How to Quit Smoking
How to Quit Smoking
Whether you are a chain smoker or a teen smoker, quitting can be tough. However, there are different options to break the addiction. For somebody who has been smoking all through their life, it can be the toughest things to do on earth, but with a resolve to overcome addiction, you can take steps to manage your tobacco cravings and kick the habit that has been making your life worse.
Smoking is both a physical and psychological addiction. When you smoke, the nicotine from tobacco gives your body a temporary yet addictive high and a feel good effect on brain. If you suddenly try to eliminate nicotine, your body experiences withdrawal symptoms. You are at a high risk of experiencing cravings due to nicotine’s so-called feel good effect on the body and brain. Since nicotine gives you high, your brain might become used to tobacco for coping with depression, stress, and anxiety. To quit smoking without a chance to relapse, it is important to address the addictive habits.
Introspect to identify the prime cause that contributed to your smoking habit. Are there specific times when you feel the need to smoke? Do you crave for smoking when you are depressed or feeling bored? Do you smoke to overcome stress or some unpleasant feelings? Do you often visit certain places that are a hub of smokers or are associated with smoking? Is your smoking habit linked to any of your other habits?
Tips to Quit Smoking
- Once you have identified your smoking triggers, devise a plan to avoid them entirely. Distract yourself from the activities or places that you have been associating with tobacco smoking.

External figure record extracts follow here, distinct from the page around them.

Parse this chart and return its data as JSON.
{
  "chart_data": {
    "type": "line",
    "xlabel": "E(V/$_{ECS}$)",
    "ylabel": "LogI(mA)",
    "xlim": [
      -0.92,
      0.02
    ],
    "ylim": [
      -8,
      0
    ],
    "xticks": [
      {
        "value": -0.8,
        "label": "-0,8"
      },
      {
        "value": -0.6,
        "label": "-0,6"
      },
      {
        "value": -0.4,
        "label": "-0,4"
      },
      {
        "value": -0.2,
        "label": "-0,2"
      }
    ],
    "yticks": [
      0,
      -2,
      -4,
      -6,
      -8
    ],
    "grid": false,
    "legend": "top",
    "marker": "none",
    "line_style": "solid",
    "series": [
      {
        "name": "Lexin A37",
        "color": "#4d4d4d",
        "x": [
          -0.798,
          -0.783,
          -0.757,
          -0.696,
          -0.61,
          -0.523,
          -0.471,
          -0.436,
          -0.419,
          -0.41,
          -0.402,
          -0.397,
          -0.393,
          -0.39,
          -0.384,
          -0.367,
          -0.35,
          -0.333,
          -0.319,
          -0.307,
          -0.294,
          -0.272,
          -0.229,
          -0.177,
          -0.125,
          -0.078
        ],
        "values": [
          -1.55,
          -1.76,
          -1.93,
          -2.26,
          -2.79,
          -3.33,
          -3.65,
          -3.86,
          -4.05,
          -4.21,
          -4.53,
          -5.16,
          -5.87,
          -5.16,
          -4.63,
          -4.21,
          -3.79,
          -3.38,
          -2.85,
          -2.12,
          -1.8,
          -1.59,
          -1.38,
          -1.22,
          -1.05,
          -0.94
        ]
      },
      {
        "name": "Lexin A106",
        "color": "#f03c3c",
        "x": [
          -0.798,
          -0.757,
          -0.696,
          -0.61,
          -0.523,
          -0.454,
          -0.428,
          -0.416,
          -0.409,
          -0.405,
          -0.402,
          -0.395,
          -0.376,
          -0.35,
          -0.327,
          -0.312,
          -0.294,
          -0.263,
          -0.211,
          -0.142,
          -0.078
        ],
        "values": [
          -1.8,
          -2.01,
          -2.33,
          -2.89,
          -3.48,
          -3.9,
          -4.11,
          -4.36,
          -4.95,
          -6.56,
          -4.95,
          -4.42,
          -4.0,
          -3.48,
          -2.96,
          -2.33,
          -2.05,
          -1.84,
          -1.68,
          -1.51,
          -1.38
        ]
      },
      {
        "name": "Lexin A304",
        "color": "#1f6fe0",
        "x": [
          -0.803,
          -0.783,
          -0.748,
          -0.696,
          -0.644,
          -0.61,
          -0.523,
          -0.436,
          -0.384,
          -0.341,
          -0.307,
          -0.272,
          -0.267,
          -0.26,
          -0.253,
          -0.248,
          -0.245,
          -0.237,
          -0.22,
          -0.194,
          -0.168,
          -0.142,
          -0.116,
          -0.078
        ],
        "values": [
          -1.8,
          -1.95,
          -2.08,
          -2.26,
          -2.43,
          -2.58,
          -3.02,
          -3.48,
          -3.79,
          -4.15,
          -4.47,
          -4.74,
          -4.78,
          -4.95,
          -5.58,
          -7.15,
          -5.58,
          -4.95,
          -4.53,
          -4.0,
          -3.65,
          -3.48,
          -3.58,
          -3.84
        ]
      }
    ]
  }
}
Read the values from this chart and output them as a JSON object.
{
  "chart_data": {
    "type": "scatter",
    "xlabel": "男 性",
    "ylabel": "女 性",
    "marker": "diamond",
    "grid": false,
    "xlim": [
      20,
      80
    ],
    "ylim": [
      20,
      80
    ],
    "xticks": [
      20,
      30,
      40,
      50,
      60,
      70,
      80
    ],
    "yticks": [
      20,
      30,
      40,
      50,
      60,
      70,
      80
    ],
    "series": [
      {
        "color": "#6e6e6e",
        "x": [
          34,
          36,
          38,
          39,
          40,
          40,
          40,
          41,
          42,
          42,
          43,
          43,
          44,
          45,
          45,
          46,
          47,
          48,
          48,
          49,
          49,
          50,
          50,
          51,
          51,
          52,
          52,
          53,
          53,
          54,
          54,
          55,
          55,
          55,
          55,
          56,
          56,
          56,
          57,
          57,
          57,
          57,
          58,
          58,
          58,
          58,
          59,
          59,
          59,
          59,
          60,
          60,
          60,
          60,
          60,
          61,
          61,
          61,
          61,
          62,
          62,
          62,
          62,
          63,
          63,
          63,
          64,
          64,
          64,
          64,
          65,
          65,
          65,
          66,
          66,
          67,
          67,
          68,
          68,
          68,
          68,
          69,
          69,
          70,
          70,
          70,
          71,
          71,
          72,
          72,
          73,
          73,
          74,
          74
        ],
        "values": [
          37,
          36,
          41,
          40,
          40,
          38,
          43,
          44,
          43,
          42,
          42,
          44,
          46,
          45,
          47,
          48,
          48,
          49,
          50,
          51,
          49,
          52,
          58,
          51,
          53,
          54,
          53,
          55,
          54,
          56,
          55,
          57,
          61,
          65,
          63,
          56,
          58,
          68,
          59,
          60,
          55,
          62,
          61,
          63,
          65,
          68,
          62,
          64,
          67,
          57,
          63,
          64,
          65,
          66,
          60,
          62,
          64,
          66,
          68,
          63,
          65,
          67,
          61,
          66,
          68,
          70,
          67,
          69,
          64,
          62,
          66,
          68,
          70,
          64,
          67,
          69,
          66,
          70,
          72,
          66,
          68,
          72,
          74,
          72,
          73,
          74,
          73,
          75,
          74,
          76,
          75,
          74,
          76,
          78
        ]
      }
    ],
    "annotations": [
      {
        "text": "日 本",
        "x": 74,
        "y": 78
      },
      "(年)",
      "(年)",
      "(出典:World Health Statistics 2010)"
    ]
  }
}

- Look for substitutes, such as a candy or chewing gum, raw celery, and carrots, among others. Keep these things to pop in your mouth when you start craving for tobacco.
- Keep your mind busy so as to avoid cravings.
- Remind yourself of the reason to quit smoking. Reward yourself whenever you take steps to overcome cravings. This will help you keep yourself motivated.
- Try to relax to calm your nerves. Take a warm bath, go for a walk, practice deep breathing exercises or meditation to feel relaxed. Learn new ways to soothe yourself or feel relaxed.
- Use cognitive behavioral therapies, acupuncture, hypnosis, or counseling to overcome the habit of smoking.
- Smoking cessation medications can help ease withdrawal symptoms. It is important to stick to a comprehensive quit smoking program that includes medication and alternative therapy monitored by a physician.
- Nicotine replacement therapy involves using nicotine substitutes, including nicotine patch or gum, to relieve withdrawal symptoms. The therapy delivers small doses of nicotine into the body to help break psychological addiction so that smokers can concentrate on learning new coping behaviors and skills.